Proving $\sum_i \binom{k}{k-i} \binom{n-k}{i} = \binom{n}{k}$

Question

I am in the middle of a probability question. The question is indeed simple. For the sake of clarity of the notation, I also include the question here, which is from Sheldon M. Ross's Introduction to Probability Models:

A fair coin is independently flipped $n$ times, $k$ times by A and $n-k$ times by B. Show that the probability that A and B flip the same number of heads is equal to the probability that there are a total of $k$ heads.

I have reduced the question to proving $$\sum_i \binom{k}{k-i} \binom{n-k}{i} = \binom{n}{k}$$ and I cannot move on. So far, I have tried to expand $\binom{k}{k-i}$ and $\binom{n-k}{i}$ by the definition of binomial coefficient and then observe for common terms. However, it comes out to be a mess and I am not sure if there is other way to do it.

Thanks in advance.

Answer 1

It is simply a matter of considering the coefficient of $x^{k}$ on both sides of $$ (1 + x)^{k} (1 + x)^{n-k} = (1 + x)^{n}. $$

Answer 2

If in a box there are $n$ marbles, $k$ of them being red and $n-k$ being black, with $$\sum_{i}\binom{n-k}{i}\binom{k}{k-i}$$ you are counting the ways to select $i$ black marbles and $k-i$ red marbles, for any possible $i$.

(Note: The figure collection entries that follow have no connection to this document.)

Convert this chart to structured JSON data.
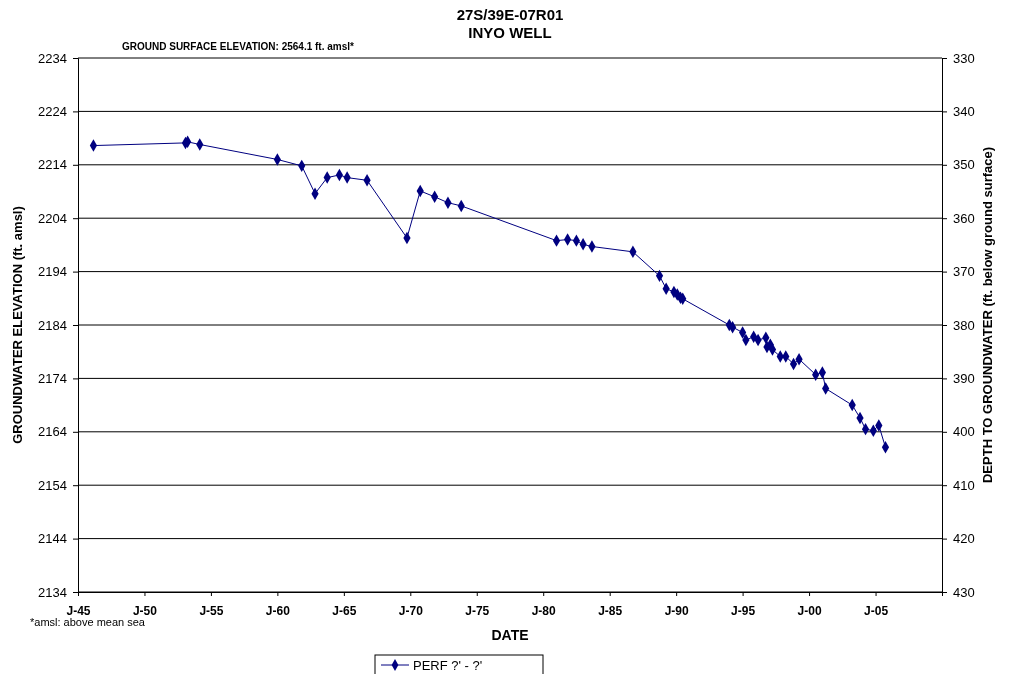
{
  "chart_data": {
    "type": "line",
    "title": "27S/39E-07R01",
    "subtitle": "INYO WELL",
    "xlabel": "DATE",
    "ylabel": "GROUNDWATER ELEVATION (ft. amsl)",
    "y2label": "DEPTH TO GROUNDWATER (ft. below ground surface)",
    "annotations": [
      "GROUND SURFACE ELEVATION:  2564.1 ft. amsl*",
      "*amsl:  above mean sea"
    ],
    "xlim": [
      "1945-01",
      "2010-01"
    ],
    "xticks": [
      {
        "value": "1945-01",
        "label": "J-45"
      },
      {
        "value": "1950-01",
        "label": "J-50"
      },
      {
        "value": "1955-01",
        "label": "J-55"
      },
      {
        "value": "1960-01",
        "label": "J-60"
      },
      {
        "value": "1965-01",
        "label": "J-65"
      },
      {
        "value": "1970-01",
        "label": "J-70"
      },
      {
        "value": "1975-01",
        "label": "J-75"
      },
      {
        "value": "1980-01",
        "label": "J-80"
      },
      {
        "value": "1985-01",
        "label": "J-85"
      },
      {
        "value": "1990-01",
        "label": "J-90"
      },
      {
        "value": "1995-01",
        "label": "J-95"
      },
      {
        "value": "2000-01",
        "label": "J-00"
      },
      {
        "value": "2005-01",
        "label": "J-05"
      }
    ],
    "ylim": [
      2134,
      2234
    ],
    "yticks": [
      2134,
      2144,
      2154,
      2164,
      2174,
      2184,
      2194,
      2204,
      2214,
      2224,
      2234
    ],
    "y2lim": [
      430,
      330
    ],
    "y2ticks": [
      330,
      340,
      350,
      360,
      370,
      380,
      390,
      400,
      410,
      420,
      430
    ],
    "grid": "y",
    "legend": "bottom",
    "marker": "diamond",
    "line_style": "solid",
    "series": [
      {
        "name": "PERF ?' - ?'",
        "color": "#000080",
        "x": [
          "1946-03",
          "1953-02",
          "1953-04",
          "1954-03",
          "1960-01",
          "1961-11",
          "1962-11",
          "1963-10",
          "1964-09",
          "1965-04",
          "1966-10",
          "1969-10",
          "1970-10",
          "1971-11",
          "1972-11",
          "1973-11",
          "1981-01",
          "1981-11",
          "1982-07",
          "1983-01",
          "1983-09",
          "1986-10",
          "1988-10",
          "1989-04",
          "1989-11",
          "1990-02",
          "1990-05",
          "1990-07",
          "1994-01",
          "1994-04",
          "1995-01",
          "1995-04",
          "1995-11",
          "1996-03",
          "1996-10",
          "1996-11",
          "1997-02",
          "1997-04",
          "1997-11",
          "1998-04",
          "1998-11",
          "1999-04",
          "2000-07",
          "2001-01",
          "2001-04",
          "2003-04",
          "2003-11",
          "2004-04",
          "2004-11",
          "2005-04",
          "2005-10"
        ],
        "values": [
          2217.6,
          2218.1,
          2218.3,
          2217.8,
          2215.0,
          2213.8,
          2208.6,
          2211.6,
          2212.1,
          2211.6,
          2211.1,
          2200.3,
          2209.1,
          2208.0,
          2206.9,
          2206.3,
          2199.8,
          2200.0,
          2199.8,
          2199.1,
          2198.7,
          2197.7,
          2193.2,
          2190.8,
          2190.2,
          2189.7,
          2189.1,
          2188.9,
          2184.0,
          2183.6,
          2182.6,
          2181.2,
          2181.8,
          2181.2,
          2181.6,
          2179.9,
          2180.3,
          2179.4,
          2178.1,
          2178.1,
          2176.7,
          2177.6,
          2174.7,
          2175.1,
          2172.1,
          2169.0,
          2166.6,
          2164.5,
          2164.2,
          2165.2,
          2161.1
        ]
      }
    ]
  }
}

This is just the number of ways to select $k$ marbles out of $n$, i.e. $\binom{n}{k}$.

Answer 3

$\newcommand{\angles}[1]{\left\langle\, #1 \,\right\rangle} \newcommand{\braces}[1]{\left\lbrace\, #1 \,\right\rbrace} \newcommand{\bracks}[1]{\left\lbrack\, #1 \,\right\rbrack} \newcommand{\ceil}[1]{\,\left\lceil\, #1 \,\right\rceil\,} \newcommand{\dd}{{\rm d}} \newcommand{\ds}[1]{\displaystyle{#1}} \newcommand{\expo}[1]{\,{\rm e}^{#1}\,} \newcommand{\fermi}{\,{\rm f}} \newcommand{\floor}[1]{\,\left\lfloor #1 \right\rfloor\,} \newcommand{\half}{{1 \over 2}} \newcommand{\ic}{{\rm i}} \newcommand{\iff}{\Longleftrightarrow} \newcommand{\imp}{\Longrightarrow} \newcommand{\pars}[1]{\left(\, #1 \,\right)} \newcommand{\partiald}[3][]{\frac{\partial^{#1} #2}{\partial #3^{#1}}} \newcommand{\pp}{{\cal P}} \newcommand{\root}[2][]{\,\sqrt[#1]{\vphantom{\large A}\,#2\,}\,} \newcommand{\sech}{\,{\rm sech}} \newcommand{\sgn}{\,{\rm sgn}} \newcommand{\totald}[3][]{\frac{{\rm d}^{#1} #2}{{\rm d} #3^{#1}}} \newcommand{\ul}[1]{\underline{#1}} \newcommand{\verts}[1]{\left\vert\, #1 \,\right\vert}$ $\ds{}$ \begin{align} \color{#66f}{\large\sum_{i}{k \choose k - i} {n - k \choose i}}& = \sum_{i}{n - k \choose i}\bracks{z^{k - i}}\pars{1 + z}^{k} = \bracks{z^{k}}\pars{1 + z}^{k}\sum_{i}{n - k \choose i}z^{i} \\[5mm] & = \bracks{z^{k}}\pars{1 + z}^{k}\,\pars{1 + z}^{n - k} = \bracks{z^{k}}\pars{1 + z}^{n} = \bbox[8px,border:1px groove navy]{\ds{n \choose k}} \end{align}